Мела снежная крупа по ногам, широкие продавленности танковых гусениц были затянуты по краям белым ее налетом. И здесь, совсем недалеко от своих орудий, разглядел Кузнецов несколько трупов немцев, застигнутых смертью в разных позах, видимо, уже в те мгновения боя, когда пытались они отползти, отбежать от подожженного танка. Трупы эти розово отсвечивали в зареве, обледенелыми вмерзшими бревнами бугрились в снегу; можно было различить на них черные комбинезоны.
Кузнецов сделал еще несколько шагов и с непонятным самому себе упорным и необоримым любопытством поглядел в лицо первого убитого. Немец лежал на спине, неестественно выгнув грудь, притиснув двумя руками ремень на комбинезоне, под руками было что-то черное, глянцевито смерзшееся — как потом догадался Кузнецов, окровавленный кожаный шлем; обнаженная голова убитого откинута до предела назад так, что задран острым клином подбородок, покрытый коркой льда, длинные волосы нитями примерзли к снегу, вытянутое к небу белое юношеское лицо окостенело в гримасе удивления, точно губы готовились в непонимании вскрикнуть, а левая, не запорошенная снегом сторона этого твердо-гипсового лица была чисто-лиловой, в глубине раскрытого в последнем ужасе глаза точкой горел стеклянный огонек — отблеск зарева.
Судя по узким серебристым погонам, это был офицер. В трех шагах от него проступала на снегу воронка; осколки разорвавшегося снаряда попали ему в живот.
«Кто убил его: я или Уханов? Чей это был снаряд? Мой или его? Что он думал, на что надеялся, когда шел на таран?» — спрашивал себя Кузнецов, разглядывая застывшее в ужасе удивления лицо мальчика-немца, испытывая едкое ощущение неприступности чужой, неразгаданной тайны, почувствовав вблизи сухой, металлический запах смерти. Этот немец, по-видимому, умирал мучительно, но кобура пистолета на его боку была застегнута.
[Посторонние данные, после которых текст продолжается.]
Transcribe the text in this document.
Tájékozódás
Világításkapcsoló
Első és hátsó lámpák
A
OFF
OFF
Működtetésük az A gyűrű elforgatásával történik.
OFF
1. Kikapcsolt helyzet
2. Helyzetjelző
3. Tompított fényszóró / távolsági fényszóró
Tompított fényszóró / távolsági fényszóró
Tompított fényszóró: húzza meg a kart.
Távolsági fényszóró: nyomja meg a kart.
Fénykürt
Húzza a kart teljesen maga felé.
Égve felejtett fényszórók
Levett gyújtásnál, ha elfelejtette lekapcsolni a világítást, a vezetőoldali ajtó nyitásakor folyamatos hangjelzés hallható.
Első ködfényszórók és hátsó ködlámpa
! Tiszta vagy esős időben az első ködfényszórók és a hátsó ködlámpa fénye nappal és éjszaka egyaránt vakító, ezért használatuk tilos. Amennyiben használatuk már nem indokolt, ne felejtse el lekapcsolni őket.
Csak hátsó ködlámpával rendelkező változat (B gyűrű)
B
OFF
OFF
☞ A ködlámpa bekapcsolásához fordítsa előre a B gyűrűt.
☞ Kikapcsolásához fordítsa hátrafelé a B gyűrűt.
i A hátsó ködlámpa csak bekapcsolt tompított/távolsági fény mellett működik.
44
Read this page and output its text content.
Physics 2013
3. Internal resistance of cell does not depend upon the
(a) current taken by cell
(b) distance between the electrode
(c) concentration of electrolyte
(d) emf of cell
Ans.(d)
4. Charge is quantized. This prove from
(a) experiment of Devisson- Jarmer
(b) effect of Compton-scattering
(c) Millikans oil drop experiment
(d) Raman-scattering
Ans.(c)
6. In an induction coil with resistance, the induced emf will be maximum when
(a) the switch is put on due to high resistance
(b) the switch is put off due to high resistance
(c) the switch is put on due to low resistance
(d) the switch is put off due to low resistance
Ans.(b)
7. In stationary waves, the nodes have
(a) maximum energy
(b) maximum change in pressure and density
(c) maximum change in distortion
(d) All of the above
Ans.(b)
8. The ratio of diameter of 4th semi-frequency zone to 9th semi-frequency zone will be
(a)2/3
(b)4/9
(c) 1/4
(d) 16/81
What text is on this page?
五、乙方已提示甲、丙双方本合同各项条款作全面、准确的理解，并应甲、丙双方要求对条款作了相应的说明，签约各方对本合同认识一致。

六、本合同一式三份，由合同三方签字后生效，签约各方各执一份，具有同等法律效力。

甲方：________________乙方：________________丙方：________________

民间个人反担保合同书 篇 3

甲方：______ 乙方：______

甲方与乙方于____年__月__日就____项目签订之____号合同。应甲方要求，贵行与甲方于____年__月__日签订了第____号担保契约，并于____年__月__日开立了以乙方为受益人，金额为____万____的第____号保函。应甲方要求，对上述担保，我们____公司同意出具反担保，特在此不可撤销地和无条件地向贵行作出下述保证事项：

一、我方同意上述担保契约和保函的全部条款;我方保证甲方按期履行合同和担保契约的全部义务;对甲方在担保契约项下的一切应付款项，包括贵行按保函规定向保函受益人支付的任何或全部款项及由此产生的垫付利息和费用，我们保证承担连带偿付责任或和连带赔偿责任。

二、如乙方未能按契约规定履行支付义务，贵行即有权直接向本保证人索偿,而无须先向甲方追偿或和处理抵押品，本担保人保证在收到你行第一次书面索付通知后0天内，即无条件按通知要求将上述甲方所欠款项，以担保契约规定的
Не раз в первых боях под Рославлем Кузнецов представлял себя вот так вот убитым, мысленно видел, как его тело брезгливо и грубо трогает сапогом какой-нибудь подошедший немец, и, думая об этом, желал тогда одного — удара в голову, в висок. Он больше всего боялся, что при смертельном ранении останется на лице, не исчезнет гримаса страдания, нечеловеческий оскал страха, как это часто бывало на лицах убитых, чем-то унижая их смерть. И, как в спасение, как в помощь, верил в последний патрон, который с того времени всегда берег в пистолете почти суеверно. Так было спокойней.
«После тарана он выскочил из танка, — представил Кузнецов, глядя на убитого. — Значит, он еще не поверил в смерть, надеялся выжить. Даже когда разорвался в трех шагах снаряд и осколки были в животе, он еще думал, чувствовал боль и зажал шлемом рану».
С тем же неотступным ощущением неудовлетворенного любопытства к вечной, необъяснимой загадке смерти Кузнецов не без колебания, не сняв шерстяную перчатку, нагнулся и стал расстегивать крепко-каменную черную кобуру парабеллума, отполированную снегом. Пальцы не подчинялись, неосязаемо скользили по ледяной корке. Невозможно было нащупать кнопку, а когда она поддалась наконец и с хрустнувшим звуком кожи он вынул плотно сидевший в кобуре парабеллум, — почувствовал живой запах застывшего масла, напоминавший запах человеческого пота.
«Еще утром и этот немец, и Чубариков жили… Потом немец повел танк в атаку, убил Чубарикова и весь расчет. Потом осколок моего или ухановского снаряда убил этого немца. Никто из нас утром не знал, что мы так убьем друг друга. Когда я стрелял, я ненавидел эти танки, ненавидел всех, кто сидел в них… А он, немец?»
С задержанным дыханием Кузнецов еще раз взглянул на убитого и, преодолевая брезгливость, сунул парабеллум в карман: что ж, это было оружие. Потом он мельком покосился на двух других убитых немцев, очевидно, из того же экипажа, выскочившего из танка вслед за офицером, но не стал рассматривать их.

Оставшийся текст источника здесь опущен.